Feminists Want Girls to Be Happy, Too
While I can't speak for all "feminists," I was stung by Mark Dolliver's comment that girls must be a disappointment to feminists "who want them viewed as victims of patriarchy" [Takes, June 25]. The notion that any woman would want young girls to feel inferior to boys is ridiculous.
I also want to point out that, according to Carol Gilligan's groundbreaking work at Harvard in the late '80s, the effects of patriarchal culture on girls are not evident until puberty. According to Gilligan, at 8 or 10, girls have no problem with their place in the world. It is after the age of 11 that girls begin to lose their confidence and their "voice."
I'd be curious to see if the attitudes of 14-16-year-old girls mirror the optimistic tone of the 8-10-year-old girls in the study cited.
J.S. Cacciola Marketing Services
What's the Harm in Getting Info From DTC Ads?
Tanya Irwin's Art & Commerce piece [June 25] hits the direct-to-consumer conundrum squarely on the noggin.

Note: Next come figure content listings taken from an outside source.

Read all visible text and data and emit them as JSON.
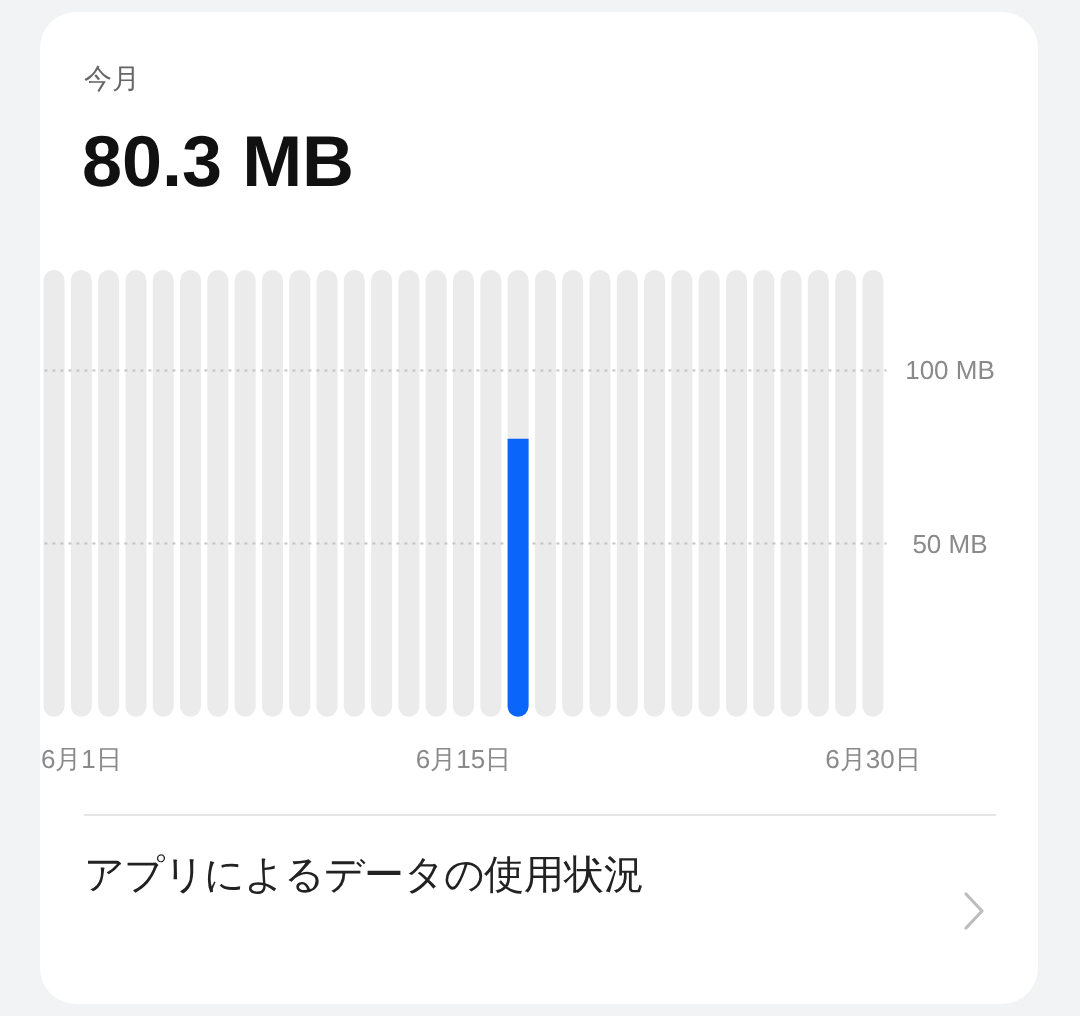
{
  "chart_data": {
    "type": "bar",
    "title": "今月",
    "subtitle": "80.3 MB",
    "categories": [
      null,
      "6月1日",
      null,
      null,
      null,
      null,
      null,
      null,
      null,
      null,
      null,
      null,
      null,
      null,
      null,
      "6月15日",
      null,
      null,
      null,
      null,
      null,
      null,
      null,
      null,
      null,
      null,
      null,
      null,
      null,
      null,
      "6月30日"
    ],
    "values": [
      null,
      null,
      null,
      null,
      null,
      null,
      null,
      null,
      null,
      null,
      null,
      null,
      null,
      null,
      null,
      null,
      null,
      80.3,
      null,
      null,
      null,
      null,
      null,
      null,
      null,
      null,
      null,
      null,
      null,
      null,
      null
    ],
    "color": "#0a66fb",
    "ylim": [
      0,
      129
    ],
    "yticks": [
      {
        "value": 50,
        "label": "50 MB"
      },
      {
        "value": 100,
        "label": "100 MB"
      }
    ],
    "grid": "y",
    "annotations": [
      "アプリによるデータの使用状況"
    ]
  }
}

Is it really surprising that the nurse cited a TV commercial as a source of information, with Zocor's ad spending levels? And is it really troubling that the nurse learned something from a TV spot instead of a seminar?
Our agency works with some healthcare clients, including a DTC campaign for an HIV drug. We believe that great DTC sparks conversation and a search for knowledge. It makes for a smarter consumer and a better patient.
Great DTC, it could be argued, raises the quality of care in our country.
Perhaps it's the stigma of a marketing message delivering such vital information through a TV set, at such a critical time in Ms. Irwin's life. To be honest, if it were me in the E.R., I might feel the same way.
DTC, in this case, didn't just show kids running through a field with puppies and kites. It delivered a key fact that resonated and made a connection with someone.
All advertising should strive to do the same.